The lyrics make their best impact when the spectrum abstracts. "Man will win the battle of man vs. humanity, man vs. honesty," he sings. "Man will win the battle of man vs. anything, man vs. anyone. But who needs anyone?" And, for half-a-second, the political (or quasi-political) opens up into the emotional, via a little linguistic loophole. Cool.
But who listens to lyrics, anyway?
Though Bradford's studio bandmates are completely different from 2002's For the Good of the Nation (he’s since reunited with the original lineup), it is producer Will Holland that truly allows Bradford to focus his ideas. The Corn Syrup Conspiracy is a rich kaleidoscope of sounds. And though the keyboards (and their accompanying plug-ins) sometime sound a little too standard issue, they are still (almost) wholly effective. "Everything Goes Away" begins as a vague existentialist electronic ballad (like a hippie Postal Service), but layers of synths and vocals prevail, the song’s build slow and mesmerizing.

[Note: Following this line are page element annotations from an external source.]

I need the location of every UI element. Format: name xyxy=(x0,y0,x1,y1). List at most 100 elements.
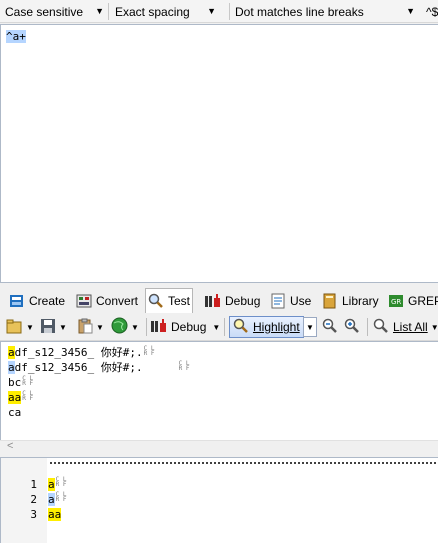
regex-selection: ^a+ xyxy=(6,30,26,43)
anchor-mode-value: ^$ xyxy=(426,4,438,19)
debug-icon xyxy=(151,318,167,337)
zoom-next-icon xyxy=(344,318,360,337)
options-bar: Case sensitive ▼ Exact spacing ▼ Dot mat… xyxy=(0,0,438,23)
tab-label: Library xyxy=(342,294,379,308)
open-file-button[interactable]: ▼ xyxy=(6,317,34,337)
match-highlight: a xyxy=(8,361,15,374)
next-match-button[interactable] xyxy=(344,317,360,337)
line-number: 3 xyxy=(30,508,37,521)
tab-label: Debug xyxy=(225,294,261,308)
chevron-down-icon: ▼ xyxy=(96,322,104,332)
tab-test[interactable]: Test xyxy=(145,288,194,313)
debug-button-label: Debug xyxy=(171,320,207,334)
result-line: aC LR F xyxy=(48,477,66,492)
chevron-down-icon: ▼ xyxy=(406,6,415,16)
tab-label: Convert xyxy=(96,294,139,308)
spacing-value: Exact spacing xyxy=(115,4,190,19)
crlf-marker: C LR F xyxy=(22,375,34,387)
tab-debug[interactable]: Debug xyxy=(205,289,260,313)
highlight-dropdown-button[interactable]: ▼ xyxy=(303,317,317,337)
test-subject-editor[interactable]: adf_s12_3456_ 你好#;. C LR F adf_s12_3456_ … xyxy=(0,341,438,440)
anchor-mode-dropdown[interactable]: ^$ xyxy=(418,2,438,21)
results-panel: 1 2 3 aC LR F aC LR F aa xyxy=(0,457,438,543)
zoom-previous-icon xyxy=(322,318,338,337)
grep-icon: GR xyxy=(388,293,404,309)
result-match: aa xyxy=(48,508,62,521)
dot-mode-dropdown[interactable]: Dot matches line breaks ▼ xyxy=(235,2,418,21)
chevron-down-icon: ▼ xyxy=(306,322,314,332)
regex-editor[interactable]: ^a+ xyxy=(0,24,438,283)
result-match: a xyxy=(48,478,55,491)
tab-bar: Create Convert Test Debug Use Library GR xyxy=(0,288,438,313)
result-line: aC LR F xyxy=(48,492,66,507)
globe-button[interactable]: ▼ xyxy=(111,317,139,337)
crlf-marker: C LR F xyxy=(55,491,67,503)
chevron-down-icon: ▼ xyxy=(59,322,67,332)
globe-icon xyxy=(111,317,128,337)
chevron-down-icon: ▼ xyxy=(212,322,221,332)
crlf-marker: C LR F xyxy=(22,390,34,402)
tab-label: Use xyxy=(290,294,312,308)
subject-line: bc C LR F xyxy=(8,376,33,390)
tab-use[interactable]: Use xyxy=(270,289,311,313)
regex-text: ^a+ xyxy=(6,30,26,44)
case-sensitivity-value: Case sensitive xyxy=(5,4,84,19)
divider xyxy=(108,3,109,20)
chevron-down-icon: ▼ xyxy=(26,322,34,332)
subject-line: adf_s12_3456_ 你好#;. C LR F xyxy=(8,361,189,375)
subject-text: ca xyxy=(8,406,22,419)
save-icon xyxy=(40,318,56,337)
match-highlight: a xyxy=(8,346,15,359)
chevron-down-icon: ▼ xyxy=(207,6,216,16)
dot-mode-value: Dot matches line breaks xyxy=(235,4,364,19)
subject-line: adf_s12_3456_ 你好#;. C LR F xyxy=(8,346,154,360)
svg-text:GR: GR xyxy=(391,298,401,306)
tab-library[interactable]: Library xyxy=(322,289,379,313)
library-icon xyxy=(322,293,338,309)
scroll-left-icon[interactable]: < xyxy=(7,440,13,452)
highlight-button-label: Highlight xyxy=(253,320,300,334)
subject-text: bc xyxy=(8,376,22,389)
use-icon xyxy=(270,293,286,309)
spacing-dropdown[interactable]: Exact spacing ▼ xyxy=(115,2,219,21)
tab-create[interactable]: Create xyxy=(9,289,65,313)
crlf-marker: C LR F xyxy=(143,345,155,357)
debug-button[interactable]: Debug ▼ xyxy=(151,317,220,337)
line-number: 2 xyxy=(30,493,37,506)
divider xyxy=(229,3,230,20)
tab-grep[interactable]: GR GREP xyxy=(388,289,438,313)
divider xyxy=(367,318,368,336)
list-all-button[interactable]: List All ▼ xyxy=(373,317,438,337)
chevron-down-icon: ▼ xyxy=(131,322,139,332)
tab-label: Test xyxy=(168,294,191,308)
divider xyxy=(224,318,225,336)
list-all-label: List All xyxy=(393,320,428,334)
tab-label: GREP xyxy=(408,294,438,308)
result-line: aa xyxy=(48,507,62,522)
magnifier-icon xyxy=(233,318,249,337)
previous-match-button[interactable] xyxy=(322,317,338,337)
dotted-separator xyxy=(49,462,438,464)
chevron-down-icon: ▼ xyxy=(95,6,104,16)
test-toolbar: ▼ ▼ ▼ ▼ Debug ▼ Highlight ▼ List All ▼ xyxy=(0,313,438,341)
save-button[interactable]: ▼ xyxy=(40,317,67,337)
open-file-icon xyxy=(6,318,23,337)
case-sensitivity-dropdown[interactable]: Case sensitive ▼ xyxy=(5,2,107,21)
line-number-gutter: 1 2 3 xyxy=(1,458,47,543)
subject-text: df_s12_3456_ 你好#;. xyxy=(14,346,143,359)
tab-convert[interactable]: Convert xyxy=(76,289,138,313)
highlight-button[interactable]: Highlight xyxy=(229,316,304,338)
result-match: a xyxy=(48,493,55,506)
subject-text: df_s12_3456_ 你好#;. xyxy=(14,361,143,374)
crlf-marker: C LR F xyxy=(178,360,190,372)
clipboard-icon xyxy=(77,318,93,337)
debug-icon xyxy=(205,293,221,309)
horizontal-scrollbar[interactable]: < xyxy=(0,440,438,454)
create-icon xyxy=(9,293,25,309)
convert-icon xyxy=(76,293,92,309)
test-magnifier-icon xyxy=(148,293,164,309)
crlf-marker: C LR F xyxy=(55,476,67,488)
tab-label: Create xyxy=(29,294,66,308)
subject-line: aa C LR F xyxy=(8,391,33,405)
paste-button[interactable]: ▼ xyxy=(77,317,104,337)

Mostly, though, it's just fun in that way Rage Against the Machine or Dark Side of the Moon can be fun. Though not really sounding much like Pink Floyd (except maybe some Egyptian-fevered "Interstellar Overdrive" jam) the impact of the disc-opening "Dog Days" is right outta Roger Waters’ playbook. Following a spoken invocation, the song basically careens into a four minute climaxing with chanted vocals: "Eat, sleep, breathe, work til you drop." Bradford finds moments like this throughout: the semi-barbershop/ambient noise pleaser "Nothing Left To Pawn," the chorus of the above-mentioned "Butchers," the Shins-like verse to "Dinosaur."
Bradford and the SeepeopleS aren't quite making mature music yet. Though Bradford is surely sincere, his songwriting isn't quite eloquent enough to express it. But he's well on his way having already accumulated the skills of a charming melodicist, clever lyricist, and an ambitious bandleader. I think you'll like the Corn Syrup Conspiracy.